Law and disorder

The issue of waste import for recycling shot into limelight in 1995, when a public interest litigation was filed at the Supreme Court. Wastes were entering the country in huge quantities. The Hazardous Waste (Management & Handling) Rules, 1989, (HW-M&H), clearly indicated that wastes would not be allowed into the country for dumping. Wastes intended for reuse and reprocessing would be allowed only after getting appropriate environmental clearance.

This involved getting a no objection certificate from the concerned state pollution control board.

The court, however, learnt that wastes were entering the country unchecked, and certainly not as per rules. While seven importers had applied for permission to import wastes, virtually hundreds of importers were importing several thousand tonnes of wastes. The HW-M&H regulations were not reflected in the country's import procedures.
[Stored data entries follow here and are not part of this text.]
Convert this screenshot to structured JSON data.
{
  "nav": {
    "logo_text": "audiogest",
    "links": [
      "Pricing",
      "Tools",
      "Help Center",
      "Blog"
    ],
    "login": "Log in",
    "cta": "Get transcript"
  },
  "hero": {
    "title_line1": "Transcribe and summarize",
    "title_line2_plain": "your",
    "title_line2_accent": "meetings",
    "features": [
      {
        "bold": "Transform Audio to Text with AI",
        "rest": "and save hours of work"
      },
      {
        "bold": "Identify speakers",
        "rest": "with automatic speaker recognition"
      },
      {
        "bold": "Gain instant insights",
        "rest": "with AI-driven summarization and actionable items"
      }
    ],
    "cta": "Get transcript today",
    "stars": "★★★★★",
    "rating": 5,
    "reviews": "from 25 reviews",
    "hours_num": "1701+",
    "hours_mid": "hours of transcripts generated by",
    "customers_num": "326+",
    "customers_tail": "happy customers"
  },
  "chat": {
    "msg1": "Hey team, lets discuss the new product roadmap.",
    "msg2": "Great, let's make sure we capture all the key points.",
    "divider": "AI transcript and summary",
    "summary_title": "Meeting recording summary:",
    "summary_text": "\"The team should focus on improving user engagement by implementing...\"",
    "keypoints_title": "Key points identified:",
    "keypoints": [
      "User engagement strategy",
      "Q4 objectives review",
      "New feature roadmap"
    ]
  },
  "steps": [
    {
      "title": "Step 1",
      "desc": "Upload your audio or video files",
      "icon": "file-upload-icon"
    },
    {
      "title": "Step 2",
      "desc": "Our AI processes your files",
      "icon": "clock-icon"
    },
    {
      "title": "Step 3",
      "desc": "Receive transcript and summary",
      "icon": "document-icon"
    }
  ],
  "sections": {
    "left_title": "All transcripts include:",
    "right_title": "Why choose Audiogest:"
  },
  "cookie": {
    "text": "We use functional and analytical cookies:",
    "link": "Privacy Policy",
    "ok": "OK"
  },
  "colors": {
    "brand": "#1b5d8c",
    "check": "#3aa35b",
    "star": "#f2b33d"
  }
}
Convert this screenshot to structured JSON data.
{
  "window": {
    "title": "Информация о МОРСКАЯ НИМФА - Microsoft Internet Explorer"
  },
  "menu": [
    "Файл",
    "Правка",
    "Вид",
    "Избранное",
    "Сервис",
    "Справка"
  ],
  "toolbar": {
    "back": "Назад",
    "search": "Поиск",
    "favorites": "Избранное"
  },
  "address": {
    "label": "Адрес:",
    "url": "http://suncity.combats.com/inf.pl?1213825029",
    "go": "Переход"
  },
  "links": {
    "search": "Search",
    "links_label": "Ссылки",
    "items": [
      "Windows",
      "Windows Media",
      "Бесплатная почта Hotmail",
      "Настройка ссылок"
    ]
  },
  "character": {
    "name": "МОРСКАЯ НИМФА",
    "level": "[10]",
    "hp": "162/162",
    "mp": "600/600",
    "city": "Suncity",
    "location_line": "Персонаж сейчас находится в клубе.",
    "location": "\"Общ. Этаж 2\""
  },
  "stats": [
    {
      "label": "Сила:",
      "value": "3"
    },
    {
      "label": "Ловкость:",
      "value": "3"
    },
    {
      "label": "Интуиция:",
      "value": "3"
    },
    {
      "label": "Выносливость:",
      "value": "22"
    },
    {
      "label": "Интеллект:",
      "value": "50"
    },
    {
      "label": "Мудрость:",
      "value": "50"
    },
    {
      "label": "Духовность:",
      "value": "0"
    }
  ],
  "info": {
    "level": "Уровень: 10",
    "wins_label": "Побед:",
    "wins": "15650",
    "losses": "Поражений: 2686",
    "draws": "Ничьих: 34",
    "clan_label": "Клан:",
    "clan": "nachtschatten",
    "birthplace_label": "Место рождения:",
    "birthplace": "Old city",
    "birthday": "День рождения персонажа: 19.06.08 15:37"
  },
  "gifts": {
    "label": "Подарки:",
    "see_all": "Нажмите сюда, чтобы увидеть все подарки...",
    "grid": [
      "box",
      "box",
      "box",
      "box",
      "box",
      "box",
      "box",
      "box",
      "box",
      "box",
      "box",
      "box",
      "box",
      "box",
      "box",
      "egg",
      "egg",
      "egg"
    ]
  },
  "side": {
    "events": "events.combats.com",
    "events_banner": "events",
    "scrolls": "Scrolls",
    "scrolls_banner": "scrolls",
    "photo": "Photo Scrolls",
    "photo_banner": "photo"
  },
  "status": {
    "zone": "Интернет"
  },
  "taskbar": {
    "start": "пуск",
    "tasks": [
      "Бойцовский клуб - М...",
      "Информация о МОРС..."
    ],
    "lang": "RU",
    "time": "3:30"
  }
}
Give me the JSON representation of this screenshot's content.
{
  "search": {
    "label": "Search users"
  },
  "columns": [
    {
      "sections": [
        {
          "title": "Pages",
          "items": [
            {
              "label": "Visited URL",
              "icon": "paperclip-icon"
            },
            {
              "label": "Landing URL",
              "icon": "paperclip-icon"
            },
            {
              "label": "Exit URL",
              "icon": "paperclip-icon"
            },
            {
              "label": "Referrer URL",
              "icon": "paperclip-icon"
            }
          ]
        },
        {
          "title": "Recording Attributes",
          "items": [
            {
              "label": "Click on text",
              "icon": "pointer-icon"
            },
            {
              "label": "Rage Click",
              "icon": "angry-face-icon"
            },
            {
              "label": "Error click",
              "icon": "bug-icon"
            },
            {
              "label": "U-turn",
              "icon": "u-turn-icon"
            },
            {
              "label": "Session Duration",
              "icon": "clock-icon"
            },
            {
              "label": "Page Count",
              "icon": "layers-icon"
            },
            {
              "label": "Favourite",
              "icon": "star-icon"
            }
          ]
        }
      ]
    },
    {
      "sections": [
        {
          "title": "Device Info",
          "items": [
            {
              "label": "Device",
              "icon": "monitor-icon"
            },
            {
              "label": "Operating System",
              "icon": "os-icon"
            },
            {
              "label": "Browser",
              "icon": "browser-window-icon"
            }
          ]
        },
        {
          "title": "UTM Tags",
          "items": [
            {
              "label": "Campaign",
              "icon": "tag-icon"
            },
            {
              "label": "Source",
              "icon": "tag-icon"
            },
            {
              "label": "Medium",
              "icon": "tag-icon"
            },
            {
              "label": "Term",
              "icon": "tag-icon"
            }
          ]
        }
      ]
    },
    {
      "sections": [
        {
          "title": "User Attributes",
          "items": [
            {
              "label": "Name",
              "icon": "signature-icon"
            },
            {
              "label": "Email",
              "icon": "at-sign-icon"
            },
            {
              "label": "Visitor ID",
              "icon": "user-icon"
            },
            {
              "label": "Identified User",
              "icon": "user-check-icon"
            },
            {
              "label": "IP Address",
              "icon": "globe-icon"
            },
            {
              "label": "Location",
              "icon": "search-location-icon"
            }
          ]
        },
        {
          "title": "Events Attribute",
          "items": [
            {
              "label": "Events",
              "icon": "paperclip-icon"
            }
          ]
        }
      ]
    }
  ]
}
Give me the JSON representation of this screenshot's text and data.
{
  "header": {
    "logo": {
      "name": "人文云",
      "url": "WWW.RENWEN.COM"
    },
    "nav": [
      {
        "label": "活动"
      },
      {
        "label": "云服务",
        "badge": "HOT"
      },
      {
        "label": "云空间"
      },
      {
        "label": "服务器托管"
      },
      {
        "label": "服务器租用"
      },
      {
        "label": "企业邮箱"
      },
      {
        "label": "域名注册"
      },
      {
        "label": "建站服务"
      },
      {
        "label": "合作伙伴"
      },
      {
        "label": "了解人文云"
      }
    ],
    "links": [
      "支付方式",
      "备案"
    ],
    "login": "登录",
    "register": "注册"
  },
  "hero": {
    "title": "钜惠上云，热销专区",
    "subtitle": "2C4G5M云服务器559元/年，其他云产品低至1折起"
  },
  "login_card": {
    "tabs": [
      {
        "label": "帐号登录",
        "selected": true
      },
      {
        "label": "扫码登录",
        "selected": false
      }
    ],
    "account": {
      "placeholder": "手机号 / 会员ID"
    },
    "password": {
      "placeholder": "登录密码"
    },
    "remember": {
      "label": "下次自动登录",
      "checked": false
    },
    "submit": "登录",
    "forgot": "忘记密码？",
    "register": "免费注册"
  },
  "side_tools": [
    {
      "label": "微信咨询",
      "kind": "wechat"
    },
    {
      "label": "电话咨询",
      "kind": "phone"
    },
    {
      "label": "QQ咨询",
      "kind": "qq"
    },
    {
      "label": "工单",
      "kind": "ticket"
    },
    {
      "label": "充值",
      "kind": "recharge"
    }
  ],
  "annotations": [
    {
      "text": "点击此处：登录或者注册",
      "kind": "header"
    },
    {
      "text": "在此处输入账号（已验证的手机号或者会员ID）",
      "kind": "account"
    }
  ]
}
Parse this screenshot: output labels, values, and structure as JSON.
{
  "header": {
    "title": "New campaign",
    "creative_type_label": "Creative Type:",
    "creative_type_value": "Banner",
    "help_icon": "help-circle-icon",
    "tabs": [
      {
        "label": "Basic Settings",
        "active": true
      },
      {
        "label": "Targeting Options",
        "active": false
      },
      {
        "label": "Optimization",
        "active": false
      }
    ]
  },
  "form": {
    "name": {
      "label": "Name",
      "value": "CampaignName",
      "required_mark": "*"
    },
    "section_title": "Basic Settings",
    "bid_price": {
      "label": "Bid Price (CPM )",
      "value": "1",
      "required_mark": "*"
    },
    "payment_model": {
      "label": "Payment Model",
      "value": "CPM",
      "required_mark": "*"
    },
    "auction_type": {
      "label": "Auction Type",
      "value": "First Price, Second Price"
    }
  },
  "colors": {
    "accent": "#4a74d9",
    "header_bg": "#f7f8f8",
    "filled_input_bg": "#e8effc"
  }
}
The wastes were being imported under the open general licence (OGL), and could be imported by anyone without getting any clearance.

The authority for issuing licence for import of wastes is the directorate general of foreign trade (DGFT). Till April 1995, all wastes were imported under the OGL and were allowed to be traded freely. After April 1995, wastes for the purpose of re-use or reprocessing were to be imported only against a licence. In March 1996, the DGFT published the Indian Trade Classification-Harmonised System (ITC-HS) of export and import items. In this publication, all wastes and scrap were included in the negative list.

Another notification was published by the ministry of commerce on July 11, 1996, under the Foreign Trade (Development and Regulation) Act, 1992. As per this notification, specific scraps had been segregated and provided distinct ITC-HS codes.